JULIE ROVNER: According to most exit polls, voters' concerns about the economy dwarfed all other issues. But Bob Blendon of the Harvard School of Public Health says voters who cited health care as their top issue flocked to now President-elect Obama in huge proportions. And that means health care is an issue he can't afford to put on the backburner.

Dr. BOB BLENDON (Professor of Health Policy and Political Analysis, Harvard School of Public Health): Sixty percent of his voters expect that if he became president, something big would be done about this problem. That is the really big number here. It is something his voters expect him to do something big about.

ROVNER: On the other hand, while the public is relatively united in that it wants something done, voters have very different ideas about what that something should be. Sheryl Peterson(ph) of Garvin, Minnesota, has a pretty good idea of what she wants from health-insurance reform.

Ms. SHERYL PETERSON: I guess I want it to be more affordable than it is now. I buy my own health insurance, and it's enormous, you know. And it just covers the basics. It doesn't cover much of anything.

ROVNER: Others, like Joe Ford(ph) of Sioux Falls, South Dakota, know what they don't want.
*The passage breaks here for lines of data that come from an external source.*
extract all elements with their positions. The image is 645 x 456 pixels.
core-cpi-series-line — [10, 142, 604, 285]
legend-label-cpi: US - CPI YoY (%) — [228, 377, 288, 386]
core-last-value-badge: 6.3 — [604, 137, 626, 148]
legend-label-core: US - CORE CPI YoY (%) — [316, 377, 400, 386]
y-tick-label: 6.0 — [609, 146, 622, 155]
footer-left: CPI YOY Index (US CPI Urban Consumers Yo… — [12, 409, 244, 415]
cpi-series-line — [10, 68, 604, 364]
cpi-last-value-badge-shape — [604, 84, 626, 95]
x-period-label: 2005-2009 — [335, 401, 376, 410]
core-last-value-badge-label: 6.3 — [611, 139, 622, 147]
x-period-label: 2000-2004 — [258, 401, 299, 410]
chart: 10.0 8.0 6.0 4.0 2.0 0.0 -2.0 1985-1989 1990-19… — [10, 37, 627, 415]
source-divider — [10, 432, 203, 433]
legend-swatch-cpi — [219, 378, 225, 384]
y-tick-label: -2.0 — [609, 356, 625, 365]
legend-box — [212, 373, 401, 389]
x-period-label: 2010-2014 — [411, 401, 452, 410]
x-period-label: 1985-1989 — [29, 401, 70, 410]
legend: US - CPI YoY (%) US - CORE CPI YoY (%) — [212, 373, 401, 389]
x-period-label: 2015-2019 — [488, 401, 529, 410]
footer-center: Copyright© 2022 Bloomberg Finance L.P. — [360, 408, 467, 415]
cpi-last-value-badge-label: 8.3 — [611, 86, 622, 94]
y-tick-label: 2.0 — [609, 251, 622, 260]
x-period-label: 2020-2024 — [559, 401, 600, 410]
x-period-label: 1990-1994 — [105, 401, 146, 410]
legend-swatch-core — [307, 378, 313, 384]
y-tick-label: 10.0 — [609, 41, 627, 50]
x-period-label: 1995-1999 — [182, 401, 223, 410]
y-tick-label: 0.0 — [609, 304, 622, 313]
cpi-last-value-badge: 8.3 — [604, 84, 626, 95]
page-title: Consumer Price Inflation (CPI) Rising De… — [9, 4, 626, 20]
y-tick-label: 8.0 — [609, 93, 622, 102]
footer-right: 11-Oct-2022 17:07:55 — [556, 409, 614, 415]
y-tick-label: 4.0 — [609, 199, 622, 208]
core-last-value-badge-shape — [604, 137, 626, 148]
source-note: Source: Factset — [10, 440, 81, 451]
Mr. JOE FORD: They probably shouldn't mandate health care, I guess. I don't think there should be nationwide health care. They should just do it, kind of, how it is now. Improve it in some ways, but not mandate it.

ROVNER: So, obstacle one is a public that's divided between wanting more and less government involvement in health care. Obstacle two is the difficulty of fighting the status quo in a health system that's made a lot of people a lot of money. Tennessee Democratic Congressman Jim Cooper knows all about that. He's a veteran of the last unsuccessful effort to reshape the nation's health-care system in the 1990s.

Representative JIM COOPER (Democrat, Tennessee): I think the new president has to make health care a top priority because if you make it any less than that, they simply won't have the political capital to bust through the $2 trillion of vested interests that are there. I've never had anyone come by my office saying, Congressman, I'm wasting taxpayer money, and stop me from doing this.

ROVNER: Luckily for President-elect Obama, a lot of bipartisan groundwork is already being laid in Congress on health care, even by members who didn't suffer through the previous debacle. Rhode Island Democratic Senator Sheldon Whitehouse says he'd like to see Congress focus on fixing the nuts and bolts of the way health care is actually delivered, things like computerizing medical records and changing the way doctors and hospitals are paid. He says not only do changes like that enjoy bipartisan support, they are the kind of things that will need a long lead time to provide a payoff. That will coincide nicely with the time 78 million baby boomers will start to really put financial stress on the Medicare program.

Senator SHELDON WHITEHOUSE (Democrat, Rhode Island): The kind of reforms that can make the system more efficient, provide better care, save money and humanize the system will take, my guess, 10 to 15 years to really implement and claim the savings. And my view is that that wolf is going to be at our door about 10 to 15 years from now. So everything tells me that the start date for getting this done, if we're going to do it the humane way, is right now.

ROVNER: But then there's the biggest obstacle of all: how to pay for health reform. With the economy still in the tank, independent health policy analyst Jeff Goldsmith says even if there was consensus on how to fix health care, it would still be awfully hard for the next Congress and the new Obama administration to do much to improve the health-care system.

Mr. JEFF GOLDSMITH (Independent Health Policy Analyst): It's really a tremendous challenge for anybody that wants to increase coverage to do it in the kind of economic and fiscal climate we're in right now. I mean, the time to enfranchise people and to promise help with purchasing health insurance is at the top of an economic cycle. That's absolutely not where we are now.

ROVNER: Still, the public will be expecting some action on health care. The challenge is going to be to figure out what form that will take. Julie Rovner, NPR News, Washington.